Più parità ma più violenza. Nota di merito per i paesi scandinavi e del Nord Europa, dove i tassi di occupazione femminile sono più alti, anche se gli effetti del coronavirus sulla gestione famigliare hanno intaccato ogni sistema. Non tutti poi sono a conoscenza del “Nordic Paradox”, paradosso per cui l’ottima reputazione di paesi nordici come la Danimarca sui temi dell’uguaglianza di genere maschera una società con uno dei più alti livelli di stupri in Europa, dove esiste un’impunità endemica per gli stupratori, secondo l’ultimo rapporto di Amnesty International di marzo 2019 (per il fatto che a definire lo stupro ci sia solo l’elemento della violenza e non quello del consenso). La violenza domestica è aumentata ovunque con la convivenza obbligata dettata dai lockdown, e in Danimarca, come in ogni paese nordico, ogni comune ha dovuto provvedere a incrementare le case rifugio per le donne soggette a violenza, per le maggiori richieste e per garantire sicurezza e distanziamento in questi luoghi. Altra mossa indispensabile è stata quella di introdurre nuovi metodi per allertare la polizia, anche tramite mail.

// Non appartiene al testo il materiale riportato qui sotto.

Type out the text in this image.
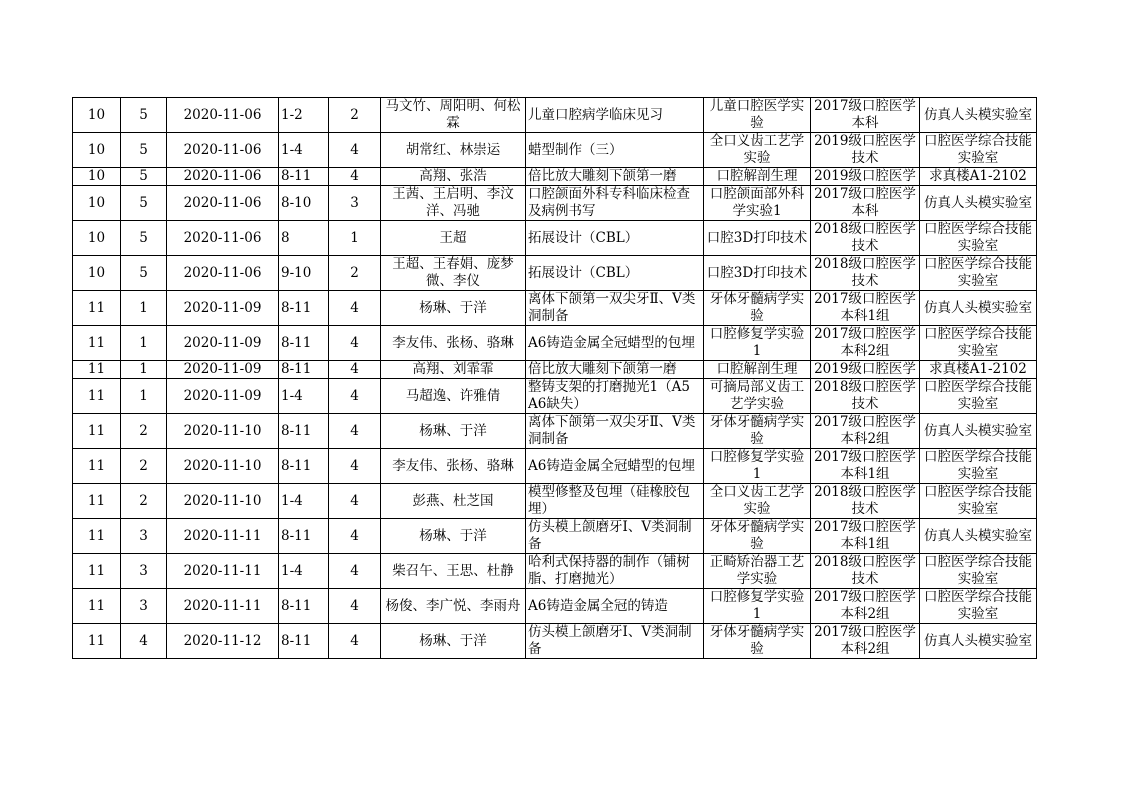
10	5	2020-11-06	1-2	2	马文竹、周阳明、何松霖	儿童口腔病学临床见习	儿童口腔医学实验	2017级口腔医学本科	仿真人头模实验室
10	5	2020-11-06	1-4	4	胡常红、林崇运	蜡型制作（三）	全口义齿工艺学实验	2019级口腔医学技术	口腔医学综合技能实验室
10	5	2020-11-06	8-11	4	高翔、张浩	倍比放大雕刻下颌第一磨	口腔解剖生理	2019级口腔医学	求真楼A1-2102
10	5	2020-11-06	8-10	3	王茜、王启明、李汶洋、冯驰	口腔颌面外科专科临床检查及病例书写	口腔颌面部外科学实验1	2017级口腔医学本科	仿真人头模实验室
10	5	2020-11-06	8	1	王超	拓展设计（CBL）	口腔3D打印技术	2018级口腔医学技术	口腔医学综合技能实验室
10	5	2020-11-06	9-10	2	王超、王春娟、庞梦微、李仪	拓展设计（CBL）	口腔3D打印技术	2018级口腔医学技术	口腔医学综合技能实验室
11	1	2020-11-09	8-11	4	杨琳、于洋	离体下颌第一双尖牙Ⅱ、Ⅴ类洞制备	牙体牙髓病学实验	2017级口腔医学本科1组	仿真人头模实验室
11	1	2020-11-09	8-11	4	李友伟、张杨、骆琳	A6铸造金属全冠蜡型的包埋	口腔修复学实验1	2017级口腔医学本科2组	口腔医学综合技能实验室
11	1	2020-11-09	8-11	4	高翔、刘霏霏	倍比放大雕刻下颌第一磨	口腔解剖生理	2019级口腔医学	求真楼A1-2102
11	1	2020-11-09	1-4	4	马超逸、许雅倩	整铸支架的打磨抛光1（A5 A6缺失）	可摘局部义齿工艺学实验	2018级口腔医学技术	口腔医学综合技能实验室
11	2	2020-11-10	8-11	4	杨琳、于洋	离体下颌第一双尖牙Ⅱ、Ⅴ类洞制备	牙体牙髓病学实验	2017级口腔医学本科2组	仿真人头模实验室
11	2	2020-11-10	8-11	4	李友伟、张杨、骆琳	A6铸造金属全冠蜡型的包埋	口腔修复学实验1	2017级口腔医学本科1组	口腔医学综合技能实验室
11	2	2020-11-10	1-4	4	彭燕、杜芝国	模型修整及包埋（硅橡胶包埋）	全口义齿工艺学实验	2018级口腔医学技术	口腔医学综合技能实验室
11	3	2020-11-11	8-11	4	杨琳、于洋	仿头模上颌磨牙Ⅰ、Ⅴ类洞制备	牙体牙髓病学实验	2017级口腔医学本科1组	仿真人头模实验室
11	3	2020-11-11	1-4	4	柴召午、王思、杜静	哈利式保持器的制作（铺树脂、打磨抛光）	正畸矫治器工艺学实验	2018级口腔医学技术	口腔医学综合技能实验室
11	3	2020-11-11	8-11	4	杨俊、李广悦、李雨舟	A6铸造金属全冠的铸造	口腔修复学实验1	2017级口腔医学本科2组	口腔医学综合技能实验室
11	4	2020-11-12	8-11	4	杨琳、于洋	仿头模上颌磨牙Ⅰ、Ⅴ类洞制备	牙体牙髓病学实验	2017级口腔医学本科2组	仿真人头模实验室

La casa come trappola. Una situazione che certamente ha toccato l’Europa tutta, con un incremento di chiamate per violenza domestica dal 20 al 40%, da febbraio 2020. A livello mondiale, poi, l’Organizzazione Mondiale della Sanità registra una percentuale di aumento delle violenze domestiche del 60%. L’Italia non è estranea a questa situazione: a ridosso del 25 novembre 2020, Giornata internazionale per l’eliminazione della violenza contro le donne, l’associazione ActionAid ha diffuso un monitoraggio sul fenomeno della violenza, sui fondi destinati al settore (che pur se disponibili spesso son bloccati per via della burocrazia), sulla situazione nelle Regioni (dove la presenza dei Centri Antiviolenza è disomogenea, così come le erogazioni): per questo ha istituito il fondo #Closed4women con uno stanziamento iniziale di 40 mila euro per aiutare nel concreto l’operatività dei centri antiviolenza, a cui le donne sono indirizzate dal 1522, numero di richiesta aiuto istituito anni fa dalle Pari Opportunità. Dopo un iniziale crollo di telefonate al 1522 all’inizio del lockdown, tra marzo e giugno 2020 queste sono più che raddoppiate rispetto al 2019 con 15.280 richieste (+119,6%). Pur se poco se ne è parlato, il 1522 offre anche un servizio anonimo di chat così che la persona in difficoltà possa chiedere aiuto scrivendo un messaggio, nell’impossibilità di uscire per chiamare (www.1522.eu).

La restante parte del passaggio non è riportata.